The Cold Cold Ground sdt-1 Read online

Page 2


  “It’s nasty.”

  I sighed. “Jesus. Not kids?”

  “Not that kind of nasty.”

  “What kind of nasty, then?”

  “They chopped one of his hands off.”

  “Lovely. Whereabouts?”

  “The Barn Field near Taylor’s Avenue. You know it?”

  “Aye. Are you over there now?”

  “I’m calling from a wee lady’s house on Fairymount.”

  “A wee fairy lady?”

  “Just get over here, ya eejit.”

  “I’ll see you there in ten minutes, sir.”

  I hung up the phone. This is where the Serpico moustache would have come in handy. You could look at yourself in the hall mirror, stroke the Serpico moustache and have a ponder.

  Instead I rubbed my stubbly chin while I extemporized. Pretty nice timing for a murder, what with the riot in Belfast and the death of a hunger striker and the poor old Pope halfway between Heaven and Earth. It showed … What? Intelligence? Luck?

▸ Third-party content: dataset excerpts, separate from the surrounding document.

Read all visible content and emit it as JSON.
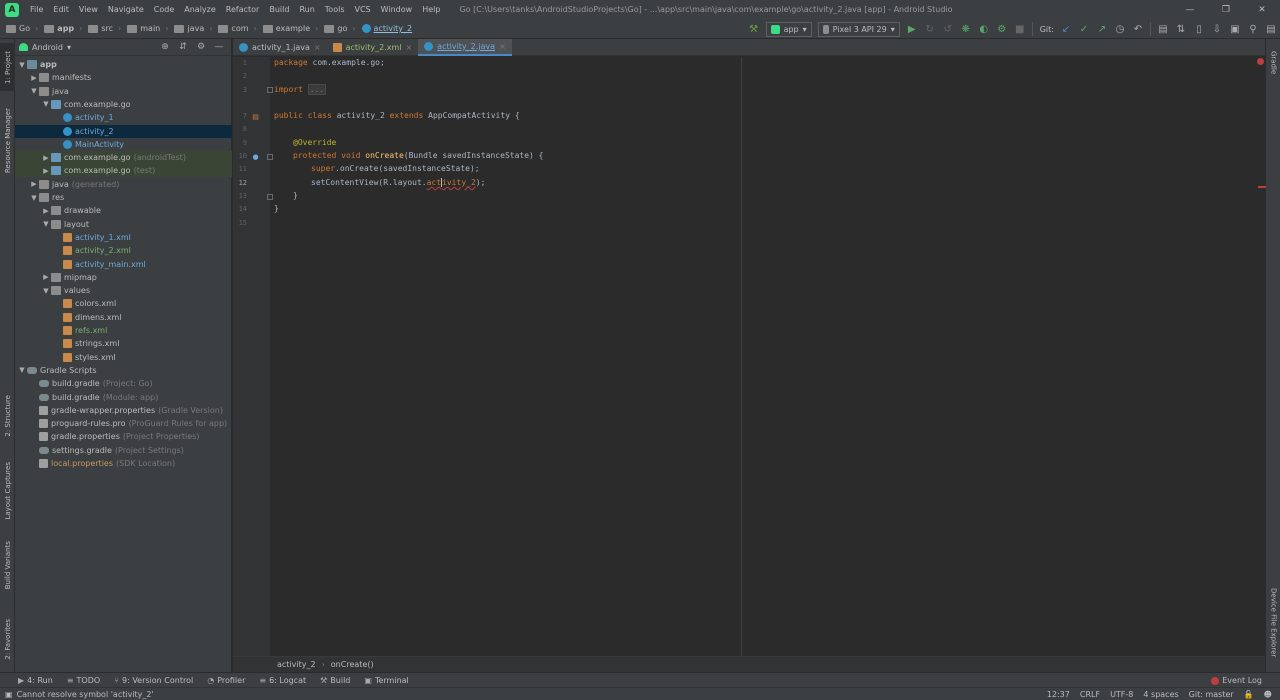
{
  "menubar": {
    "items": [
      "File",
      "Edit",
      "View",
      "Navigate",
      "Code",
      "Analyze",
      "Refactor",
      "Build",
      "Run",
      "Tools",
      "VCS",
      "Window",
      "Help"
    ],
    "window_title": "Go [C:\\Users\\tanks\\AndroidStudioProjects\\Go] - ...\\app\\src\\main\\java\\com\\example\\go\\activity_2.java [app] - Android Studio"
  },
  "breadcrumbs": [
    "Go",
    "app",
    "src",
    "main",
    "java",
    "com",
    "example",
    "go",
    "activity_2"
  ],
  "toolbar": {
    "run_config": "app",
    "device": "Pixel 3 API 29",
    "git_label": "Git:"
  },
  "left_tool_tabs": [
    "1: Project",
    "Resource Manager",
    "2: Structure",
    "Layout Captures",
    "Build Variants",
    "2: Favorites"
  ],
  "right_tool_tabs": [
    "Gradle",
    "Device File Explorer"
  ],
  "project_panel": {
    "view": "Android",
    "tree": [
      {
        "label": "app",
        "depth": 0,
        "icon": "folder-app-icon",
        "expanded": true,
        "bold": true
      },
      {
        "label": "manifests",
        "depth": 1,
        "icon": "folder-icon",
        "collapsed": true
      },
      {
        "label": "java",
        "depth": 1,
        "icon": "folder-icon",
        "expanded": true
      },
      {
        "label": "com.example.go",
        "depth": 2,
        "icon": "package-icon",
        "expanded": true
      },
      {
        "label": "activity_1",
        "depth": 3,
        "icon": "class-icon",
        "color": "blue"
      },
      {
        "label": "activity_2",
        "depth": 3,
        "icon": "class-icon",
        "color": "blue",
        "selected": true
      },
      {
        "label": "MainActivity",
        "depth": 3,
        "icon": "class-icon",
        "color": "blue"
      },
      {
        "label": "com.example.go",
        "depth": 2,
        "icon": "package-icon",
        "collapsed": true,
        "hint": "(androidTest)",
        "tinted": true
      },
      {
        "label": "com.example.go",
        "depth": 2,
        "icon": "package-icon",
        "collapsed": true,
        "hint": "(test)",
        "tinted": true
      },
      {
        "label": "java",
        "depth": 1,
        "icon": "folder-icon",
        "collapsed": true,
        "hint": "(generated)"
      },
      {
        "label": "res",
        "depth": 1,
        "icon": "folder-icon",
        "expanded": true
      },
      {
        "label": "drawable",
        "depth": 2,
        "icon": "folder-icon",
        "collapsed": true
      },
      {
        "label": "layout",
        "depth": 2,
        "icon": "folder-icon",
        "expanded": true
      },
      {
        "label": "activity_1.xml",
        "depth": 3,
        "icon": "xml-icon",
        "color": "blue"
      },
      {
        "label": "activity_2.xml",
        "depth": 3,
        "icon": "xml-icon",
        "color": "green"
      },
      {
        "label": "activity_main.xml",
        "depth": 3,
        "icon": "xml-icon",
        "color": "blue"
      },
      {
        "label": "mipmap",
        "depth": 2,
        "icon": "folder-icon",
        "collapsed": true
      },
      {
        "label": "values",
        "depth": 2,
        "icon": "folder-icon",
        "expanded": true
      },
      {
        "label": "colors.xml",
        "depth": 3,
        "icon": "xml-icon"
      },
      {
        "label": "dimens.xml",
        "depth": 3,
        "icon": "xml-icon"
      },
      {
        "label": "refs.xml",
        "depth": 3,
        "icon": "xml-icon",
        "color": "green"
      },
      {
        "label": "strings.xml",
        "depth": 3,
        "icon": "xml-icon"
      },
      {
        "label": "styles.xml",
        "depth": 3,
        "icon": "xml-icon"
      },
      {
        "label": "Gradle Scripts",
        "depth": 0,
        "icon": "gradle-icon",
        "expanded": true
      },
      {
        "label": "build.gradle",
        "depth": 1,
        "icon": "gradle-icon",
        "hint": "(Project: Go)"
      },
      {
        "label": "build.gradle",
        "depth": 1,
        "icon": "gradle-icon",
        "hint": "(Module: app)"
      },
      {
        "label": "gradle-wrapper.properties",
        "depth": 1,
        "icon": "props-icon",
        "hint": "(Gradle Version)"
      },
      {
        "label": "proguard-rules.pro",
        "depth": 1,
        "icon": "props-icon",
        "hint": "(ProGuard Rules for app)"
      },
      {
        "label": "gradle.properties",
        "depth": 1,
        "icon": "props-icon",
        "hint": "(Project Properties)"
      },
      {
        "label": "settings.gradle",
        "depth": 1,
        "icon": "gradle-icon",
        "hint": "(Project Settings)"
      },
      {
        "label": "local.properties",
        "depth": 1,
        "icon": "props-icon",
        "hint": "(SDK Location)",
        "color": "orange"
      }
    ]
  },
  "editor_tabs": [
    {
      "label": "activity_1.java",
      "type": "java"
    },
    {
      "label": "activity_2.xml",
      "type": "xml"
    },
    {
      "label": "activity_2.java",
      "type": "java",
      "active": true
    }
  ],
  "editor": {
    "line_numbers": [
      "1",
      "2",
      "3",
      "",
      "7",
      "8",
      "9",
      "10",
      "11",
      "12",
      "13",
      "14",
      "15"
    ],
    "code": {
      "l1_kw": "package",
      "l1_rest": " com.example.go;",
      "l3_kw": "import",
      "l3_fold": "...",
      "l7_kw1": "public class",
      "l7_name": " activity_2 ",
      "l7_kw2": "extends",
      "l7_rest": " AppCompatActivity {",
      "l9_ann": "@Override",
      "l10_kw": "protected void",
      "l10_fn": "onCreate",
      "l10_rest": "(Bundle savedInstanceState) {",
      "l11_kw": "super",
      "l11_rest": ".onCreate(savedInstanceState);",
      "l12_pre": "setContentView(R.layout.",
      "l12_err_a": "act",
      "l12_err_b": "ivity_2",
      "l12_post": ");",
      "l13": "}",
      "l14": "}"
    },
    "breadcrumb": [
      "activity_2",
      "onCreate()"
    ]
  },
  "bottom_tabs": [
    {
      "icon": "run-icon",
      "label": "4: Run"
    },
    {
      "icon": "todo-icon",
      "label": "TODO"
    },
    {
      "icon": "vcs-icon",
      "label": "9: Version Control"
    },
    {
      "icon": "profiler-icon",
      "label": "Profiler"
    },
    {
      "icon": "logcat-icon",
      "label": "6: Logcat"
    },
    {
      "icon": "build-icon",
      "label": "Build"
    },
    {
      "icon": "terminal-icon",
      "label": "Terminal"
    }
  ],
  "event_log": "Event Log",
  "status": {
    "message": "Cannot resolve symbol 'activity_2'",
    "position": "12:37",
    "line_sep": "CRLF",
    "encoding": "UTF-8",
    "indent": "4 spaces",
    "git": "Git: master"
  },
  "colors": {
    "background": "#2b2b2b",
    "panel": "#3c3f41",
    "keyword": "#cc7832",
    "annotation": "#bbb529",
    "method": "#ffc66d",
    "selection": "#0d293e",
    "error": "#bc3f3c"
  }
}
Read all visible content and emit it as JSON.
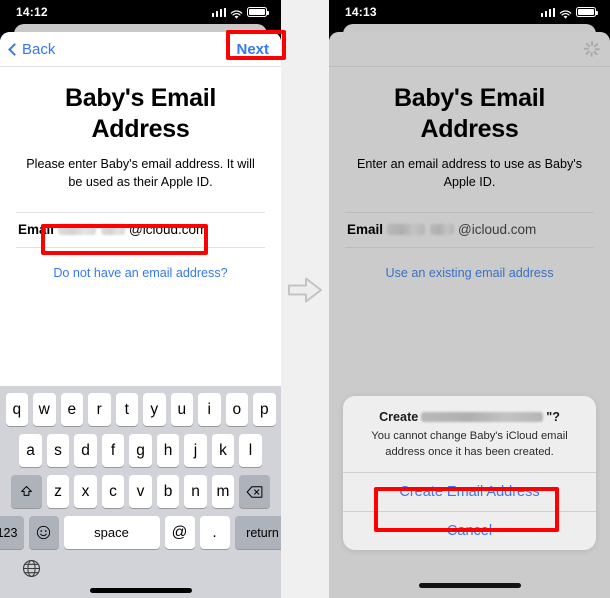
{
  "left_phone": {
    "status_bar": {
      "time": "14:12",
      "cellular_icon": "cellular-bars-icon",
      "wifi_icon": "wifi-icon",
      "battery_icon": "battery-icon"
    },
    "nav": {
      "back_label": "Back",
      "back_icon": "chevron-left-icon",
      "next_label": "Next"
    },
    "title": "Baby's Email Address",
    "subtitle": "Please enter Baby's email address. It will be used as their Apple ID.",
    "field": {
      "label": "Email",
      "value_redacted": true,
      "domain": "@icloud.com"
    },
    "link": "Do not have an email address?",
    "keyboard": {
      "row1": [
        "q",
        "w",
        "e",
        "r",
        "t",
        "y",
        "u",
        "i",
        "o",
        "p"
      ],
      "row2": [
        "a",
        "s",
        "d",
        "f",
        "g",
        "h",
        "j",
        "k",
        "l"
      ],
      "row3": [
        "z",
        "x",
        "c",
        "v",
        "b",
        "n",
        "m"
      ],
      "shift_icon": "shift-up-icon",
      "backspace_icon": "backspace-icon",
      "numbers_label": "123",
      "emoji_icon": "emoji-smiley-icon",
      "space_label": "space",
      "at_label": "@",
      "period_label": ".",
      "return_label": "return",
      "globe_icon": "globe-icon"
    }
  },
  "right_phone": {
    "status_bar": {
      "time": "14:13",
      "cellular_icon": "cellular-bars-icon",
      "wifi_icon": "wifi-icon",
      "battery_icon": "battery-icon"
    },
    "nav": {
      "spinner_icon": "loading-spinner-icon"
    },
    "title": "Baby's Email Address",
    "subtitle": "Enter an email address to use as Baby's Apple ID.",
    "field": {
      "label": "Email",
      "value_redacted": true,
      "domain": "@icloud.com"
    },
    "link": "Use an existing email address",
    "alert": {
      "title_prefix": "Create",
      "title_suffix": "\"?",
      "message": "You cannot change Baby's iCloud email address once it has been created.",
      "confirm_label": "Create Email Address",
      "cancel_label": "Cancel"
    }
  },
  "annotations": {
    "arrow_icon": "right-arrow-icon",
    "highlight_color": "#fe0000",
    "highlighted_elements": [
      "next-button",
      "email-field",
      "create-email-address-button"
    ]
  },
  "theme": {
    "accent_blue": "#3478f6",
    "background": "#f0f0f0",
    "keyboard_bg": "#d1d3d9",
    "dim_overlay": "#cbcbcb"
  }
}
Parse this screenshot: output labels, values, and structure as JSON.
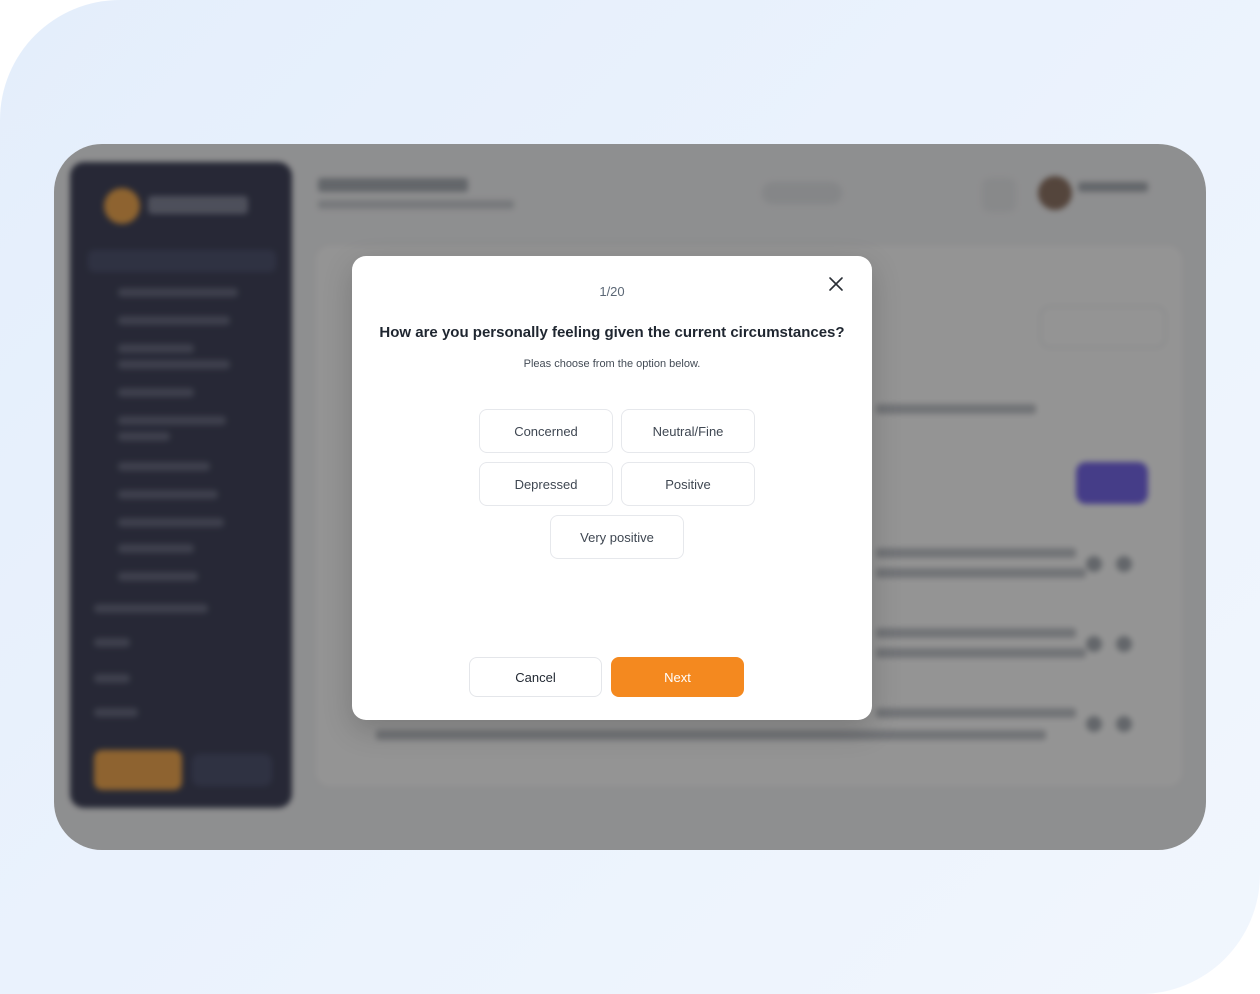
{
  "modal": {
    "counter": "1/20",
    "question": "How are you personally feeling given the current circumstances?",
    "hint": "Pleas choose from the option below.",
    "options": [
      {
        "label": "Concerned"
      },
      {
        "label": "Neutral/Fine"
      },
      {
        "label": "Depressed"
      },
      {
        "label": "Positive"
      },
      {
        "label": "Very positive"
      }
    ],
    "cancel_label": "Cancel",
    "next_label": "Next",
    "close_icon": "close-icon"
  },
  "colors": {
    "accent": "#f4891f",
    "overlay": "rgba(50,50,50,0.52)",
    "sidebar": "#1c1f3b",
    "purple_button": "#5b49e6"
  }
}
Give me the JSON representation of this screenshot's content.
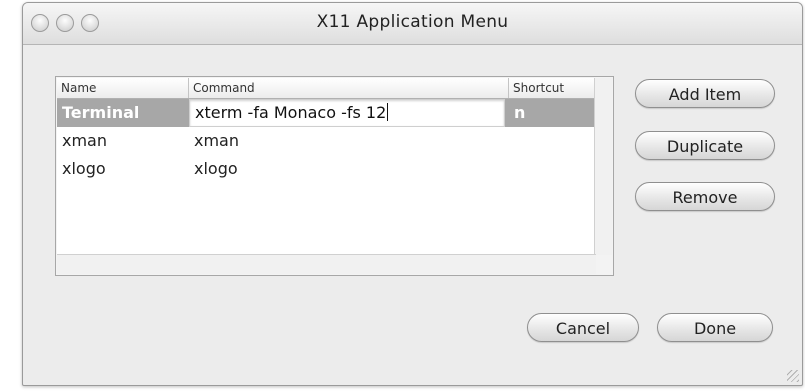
{
  "window": {
    "title": "X11 Application Menu"
  },
  "table": {
    "columns": [
      "Name",
      "Command",
      "Shortcut"
    ],
    "rows": [
      {
        "name": "Terminal",
        "command": "xterm -fa Monaco -fs 12",
        "shortcut": "n",
        "selected": true,
        "editing": true
      },
      {
        "name": "xman",
        "command": "xman",
        "shortcut": "",
        "selected": false
      },
      {
        "name": "xlogo",
        "command": "xlogo",
        "shortcut": "",
        "selected": false
      }
    ]
  },
  "buttons": {
    "add_item": "Add Item",
    "duplicate": "Duplicate",
    "remove": "Remove",
    "cancel": "Cancel",
    "done": "Done"
  },
  "colors": {
    "selection": "#a7a7a7",
    "window_bg": "#ececec"
  }
}
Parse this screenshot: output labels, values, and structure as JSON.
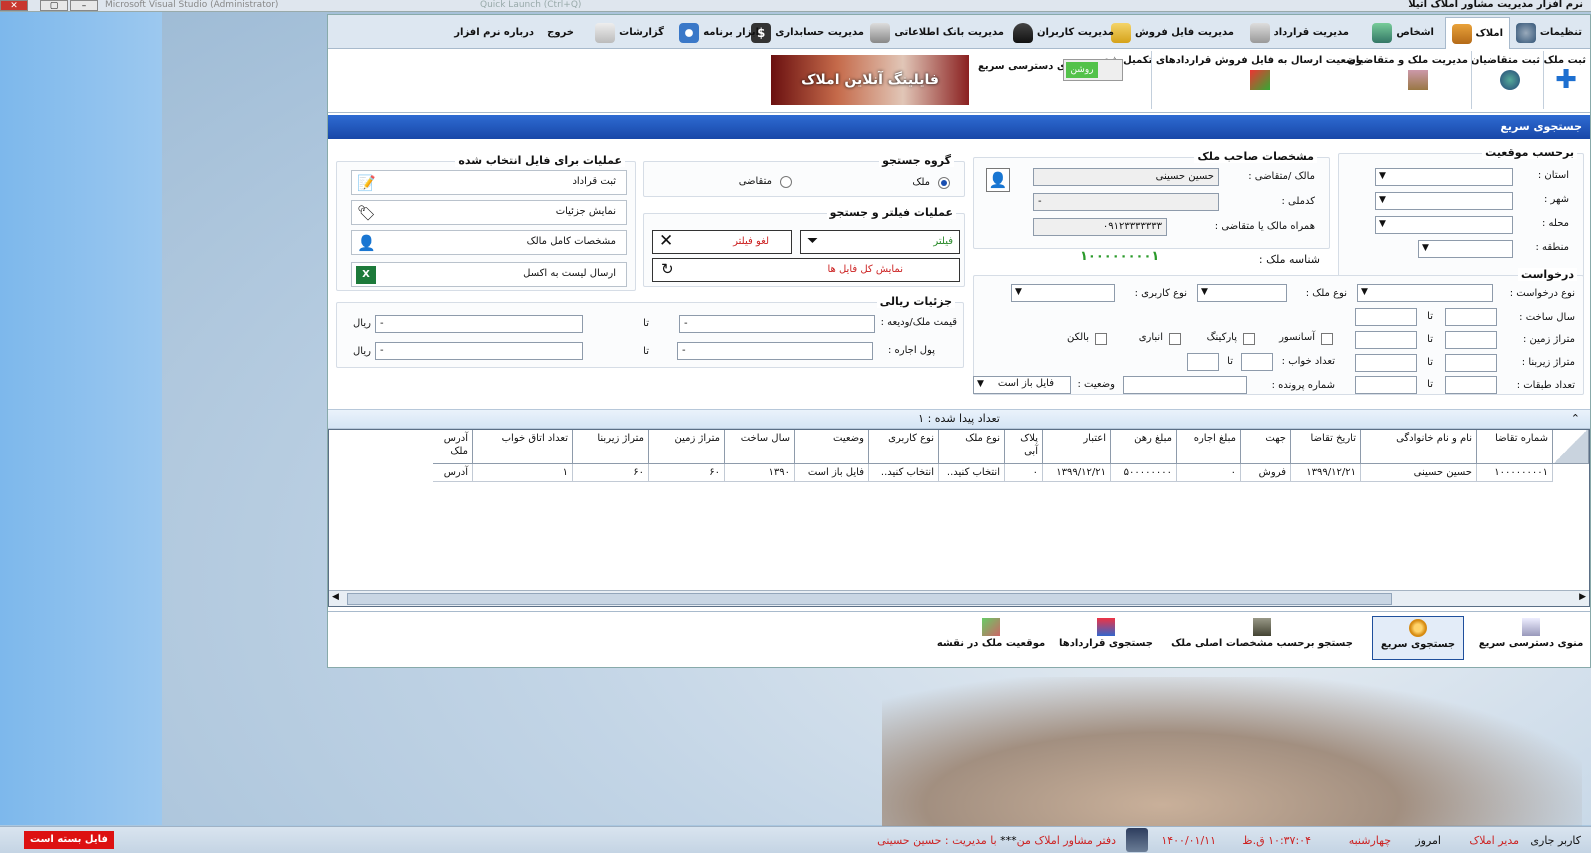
{
  "window": {
    "title": "نرم افزار مدیریت مشاور املاک آتیلا",
    "ghost_title": "Microsoft Visual Studio (Administrator)",
    "ghost_title2": "Quick Launch (Ctrl+Q)"
  },
  "tabs": [
    {
      "label": "تنظیمات"
    },
    {
      "label": "املاک"
    },
    {
      "label": "اشخاص"
    },
    {
      "label": "مدیریت قرارداد"
    },
    {
      "label": "مدیریت فایل فروش"
    },
    {
      "label": "مدیریت کاربران"
    },
    {
      "label": "مدیریت بانک اطلاعاتی"
    },
    {
      "label": "مدیریت حسابداری"
    },
    {
      "label": "ابزار برنامه"
    },
    {
      "label": "گزارشات"
    },
    {
      "label": "خروج"
    },
    {
      "label": "درباره نرم افزار"
    }
  ],
  "ribbon": {
    "register_property": "ثبت ملک",
    "register_applicants": "ثبت متقاضیان",
    "manage_property_applicants": "مدیریت ملک و متقاضیان",
    "send_status": "وضعیت ارسال به فایل فروش قراردادهای تکمیل شده",
    "quick_menu_label": "منوی دسترسی سریع",
    "toggle_text": "روشن",
    "banner_text": "فایلینگ آنلاین املاک"
  },
  "panel_title": "جستجوی سریع",
  "location": {
    "title": "برحسب موقعیت",
    "province": "استان :",
    "city": "شهر :",
    "area": "محله :",
    "region": "منطقه :"
  },
  "owner": {
    "title": "مشخصات صاحب ملک",
    "owner_label": "مالک /متقاضی :",
    "owner_value": "حسین حسینی",
    "code_label": "کدملی :",
    "code_value": "-",
    "mobile_label": "همراه مالک یا متقاضی :",
    "mobile_value": "۰۹۱۲۳۳۳۳۳۳۳",
    "id_label": "شناسه ملک :",
    "id_value": "۱۰۰۰۰۰۰۰۰۱"
  },
  "search_group": {
    "title": "گروه جستجو",
    "opt_property": "ملک",
    "opt_applicant": "متقاضی"
  },
  "filter_ops": {
    "title": "عملیات فیلتر و جستجو",
    "filter": "فیلتر",
    "cancel_filter": "لغو فیلتر",
    "show_all": "نمایش کل فایل ها"
  },
  "file_ops": {
    "title": "عملیات برای فایل انتخاب شده",
    "contract": "ثبت قراداد",
    "details": "نمایش جزئیات",
    "owner_full": "مشخصات کامل مالک",
    "excel": "ارسال لیست به اکسل"
  },
  "request": {
    "title": "درخواست",
    "request_type": "نوع درخواست :",
    "property_type": "نوع ملک :",
    "usage_type": "نوع کاربری :",
    "build_year": "سال ساخت :",
    "land_area": "متراژ زمین :",
    "built_area": "متراژ زیربنا :",
    "floors": "تعداد طبقات :",
    "bedrooms": "تعداد خواب :",
    "case_no": "شماره پرونده :",
    "status": "وضعیت :",
    "status_value": "فایل باز است",
    "to": "تا",
    "elevator": "آسانسور",
    "parking": "پارکینگ",
    "storage": "انباری",
    "balcony": "بالکن"
  },
  "rial": {
    "title": "جزئیات ریالی",
    "price": "قیمت ملک/ودیعه :",
    "rent": "پول اجاره :",
    "to": "تا",
    "currency": "ریال",
    "dash": "-"
  },
  "result_count": "تعداد پیدا شده : ۱",
  "table": {
    "columns": [
      "شماره تقاضا",
      "نام و نام خانوادگی",
      "تاریخ تقاضا",
      "جهت",
      "مبلغ اجاره",
      "مبلغ رهن",
      "اعتبار",
      "پلاک آبی",
      "نوع ملک",
      "نوع کاربری",
      "وضعیت",
      "سال ساخت",
      "متراژ زمین",
      "متراژ زیربنا",
      "تعداد اتاق خواب",
      "آدرس ملک"
    ],
    "row": [
      "۱۰۰۰۰۰۰۰۰۱",
      "حسین حسینی",
      "۱۳۹۹/۱۲/۲۱",
      "فروش",
      "۰",
      "۵۰۰۰۰۰۰۰۰",
      "۱۳۹۹/۱۲/۲۱",
      "۰",
      "انتخاب کنید..",
      "انتخاب کنید..",
      "فایل باز است",
      "۱۳۹۰",
      "۶۰",
      "۶۰",
      "۱",
      "آدرس"
    ]
  },
  "bottom_nav": {
    "quick_menu": "منوی دسترسی سریع",
    "quick_search": "جستجوی سریع",
    "search_main": "جستجو برحسب مشخصات اصلی ملک",
    "search_contracts": "جستجوی قراردادها",
    "map": "موقعیت ملک در نقشه"
  },
  "status": {
    "current_user_label": "کاربر جاری",
    "current_user": "مدیر املاک",
    "today_label": "امروز",
    "weekday": "چهارشنبه",
    "time": "۱۰:۳۷:۰۴ ق.ظ",
    "date": "۱۴۰۰/۰۱/۱۱",
    "office_prefix": "دفتر مشاور املاک من",
    "office_stars": "***",
    "office_suffix": "با مدیریت : حسین حسینی",
    "file_closed": "فایل بسته است"
  },
  "colors": {
    "accent": "#1847a8",
    "status_red": "#dd1111",
    "toggle_green": "#53c24a"
  }
}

  I grabbed my raincoat and opened the front door. Mrs Campbell was still standing there, nattering away to Mrs Bridewell, the neighbour on the other side.

  “Are you away out again?” she asked. “Ach, there’s no rest for the wicked, is there, eh?”

  “Aye,” I said with gravity.

  She looked at me with her green eyes and flicked away the fag ash in her left hand. Something stirred down below.

  “There’s, uh, been a suspected murder on Taylor’s Avenue, I’m away to take a gander,” I said.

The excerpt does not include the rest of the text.